If you look at the pics of Andy winning the stage, his bike clearly has a red avocet computer and his left shifter has been replaced in favor of a standard brake lever and down tube shifter. The bike on eBay has a blue computer and both STI shifters, so it's not the EXACT bike he rode up Alp d'Huez, even thought it might have been the frame and some of the components. I contacted the seller and to his credit he responded quickly and said the winner will be provided the contact information of the man in Switzerland who received the bike directly from Hampsten and was a former training partner. He declined to answer my question about how he received the bike and why the components where different than those pictured from Andy's stage win.

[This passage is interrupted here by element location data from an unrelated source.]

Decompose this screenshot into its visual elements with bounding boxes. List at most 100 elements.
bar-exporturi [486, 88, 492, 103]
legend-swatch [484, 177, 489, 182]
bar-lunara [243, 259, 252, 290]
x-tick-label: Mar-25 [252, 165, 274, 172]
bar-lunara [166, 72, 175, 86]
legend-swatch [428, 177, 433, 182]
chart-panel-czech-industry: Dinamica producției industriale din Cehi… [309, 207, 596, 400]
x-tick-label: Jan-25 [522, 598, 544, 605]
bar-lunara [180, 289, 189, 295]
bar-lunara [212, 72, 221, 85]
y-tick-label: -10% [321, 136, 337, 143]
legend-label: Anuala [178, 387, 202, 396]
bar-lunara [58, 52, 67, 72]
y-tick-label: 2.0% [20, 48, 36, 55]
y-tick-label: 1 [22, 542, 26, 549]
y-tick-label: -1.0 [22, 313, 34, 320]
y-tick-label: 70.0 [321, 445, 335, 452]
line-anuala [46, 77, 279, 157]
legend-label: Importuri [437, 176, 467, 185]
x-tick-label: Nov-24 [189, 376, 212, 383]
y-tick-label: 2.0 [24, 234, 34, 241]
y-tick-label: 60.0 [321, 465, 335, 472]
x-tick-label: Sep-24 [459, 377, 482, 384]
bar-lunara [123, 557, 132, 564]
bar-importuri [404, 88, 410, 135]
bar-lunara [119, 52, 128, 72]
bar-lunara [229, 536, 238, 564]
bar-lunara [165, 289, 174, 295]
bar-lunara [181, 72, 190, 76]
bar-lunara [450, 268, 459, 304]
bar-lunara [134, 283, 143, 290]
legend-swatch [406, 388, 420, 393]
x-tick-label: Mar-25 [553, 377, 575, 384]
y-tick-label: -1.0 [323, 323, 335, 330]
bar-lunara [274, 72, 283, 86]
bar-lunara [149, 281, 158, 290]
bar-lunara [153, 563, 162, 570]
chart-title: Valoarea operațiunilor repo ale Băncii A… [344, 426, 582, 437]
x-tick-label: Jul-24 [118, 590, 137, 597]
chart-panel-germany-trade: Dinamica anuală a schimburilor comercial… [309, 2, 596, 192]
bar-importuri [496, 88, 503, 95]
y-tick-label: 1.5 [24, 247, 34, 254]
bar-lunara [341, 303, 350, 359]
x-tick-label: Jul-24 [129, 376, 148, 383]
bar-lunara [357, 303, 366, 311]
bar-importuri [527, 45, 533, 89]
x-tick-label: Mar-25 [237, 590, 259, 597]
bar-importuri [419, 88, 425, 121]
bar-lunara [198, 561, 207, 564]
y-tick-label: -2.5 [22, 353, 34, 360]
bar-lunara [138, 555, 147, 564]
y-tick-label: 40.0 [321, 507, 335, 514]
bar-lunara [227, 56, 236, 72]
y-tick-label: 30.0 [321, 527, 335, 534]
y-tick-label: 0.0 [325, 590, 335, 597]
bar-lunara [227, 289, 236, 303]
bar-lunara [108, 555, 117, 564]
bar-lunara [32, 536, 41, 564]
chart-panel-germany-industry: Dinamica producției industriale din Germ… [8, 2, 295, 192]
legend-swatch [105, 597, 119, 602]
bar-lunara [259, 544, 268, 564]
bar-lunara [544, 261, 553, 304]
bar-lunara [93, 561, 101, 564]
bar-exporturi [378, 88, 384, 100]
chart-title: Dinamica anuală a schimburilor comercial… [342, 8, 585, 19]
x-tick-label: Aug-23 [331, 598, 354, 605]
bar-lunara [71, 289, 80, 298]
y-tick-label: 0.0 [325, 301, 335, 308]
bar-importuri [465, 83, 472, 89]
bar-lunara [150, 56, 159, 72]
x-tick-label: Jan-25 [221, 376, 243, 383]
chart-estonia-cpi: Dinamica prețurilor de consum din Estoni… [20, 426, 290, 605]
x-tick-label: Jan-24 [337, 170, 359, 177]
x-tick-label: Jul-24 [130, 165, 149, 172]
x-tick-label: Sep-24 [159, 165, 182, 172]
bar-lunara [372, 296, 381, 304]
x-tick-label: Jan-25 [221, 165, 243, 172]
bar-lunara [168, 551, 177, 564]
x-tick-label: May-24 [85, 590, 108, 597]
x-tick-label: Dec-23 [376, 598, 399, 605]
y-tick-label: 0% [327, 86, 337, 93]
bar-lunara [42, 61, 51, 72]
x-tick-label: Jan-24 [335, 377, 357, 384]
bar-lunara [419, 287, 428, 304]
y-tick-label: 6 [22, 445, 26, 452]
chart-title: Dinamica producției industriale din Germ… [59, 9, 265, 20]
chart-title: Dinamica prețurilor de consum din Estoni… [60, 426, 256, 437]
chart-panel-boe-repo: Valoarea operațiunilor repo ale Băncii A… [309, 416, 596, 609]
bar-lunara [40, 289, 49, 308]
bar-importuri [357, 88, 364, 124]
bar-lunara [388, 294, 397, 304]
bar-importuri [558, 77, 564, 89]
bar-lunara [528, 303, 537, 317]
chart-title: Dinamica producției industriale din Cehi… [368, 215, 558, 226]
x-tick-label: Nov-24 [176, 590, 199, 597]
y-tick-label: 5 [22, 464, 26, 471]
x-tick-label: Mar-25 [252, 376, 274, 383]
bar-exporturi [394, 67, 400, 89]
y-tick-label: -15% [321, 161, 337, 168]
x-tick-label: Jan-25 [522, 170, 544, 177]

That being said, I'd be furious if I purchased the bike and found out it wasn't exactly the thing it's purported to be. 

What do you guys think: does it matter or is the fact that some of the parts might have been used that day enough for you? At the current prices I'm not willing to gamble to find out, but would be interested in hearing everyone else's take.


----------



## Jrmccain (Apr 11, 2007)

It's nice for sure, but any serious collector would have an eye like your's and point out the differences. Maybe on a much smaller scale it's like have a car with numbers that don't match - nice ride but not perfect.

Strange that the seller can't address your concerns. I'd want to know the complete history before I bid on it.


----------



## onrhodes (Feb 19, 2004)

I'd bet that for the Alp stage they took off the front STI and put on the DT shifter, then the following day put the STI back on. It says that it is the same bike, not the same setup. Chances are back then when team budgets were not quite what they are now it was his "race" bike and then he had a backup race bike and a training bike.
As for computers, it could have been changed any time during the season. I remember reading that Eddy B. said that most pros back in those days got a race bike that was used through the Spring classics, then got a new race bike in time for the grand tour season.
Just a theory, but seems to make sense to me.


----------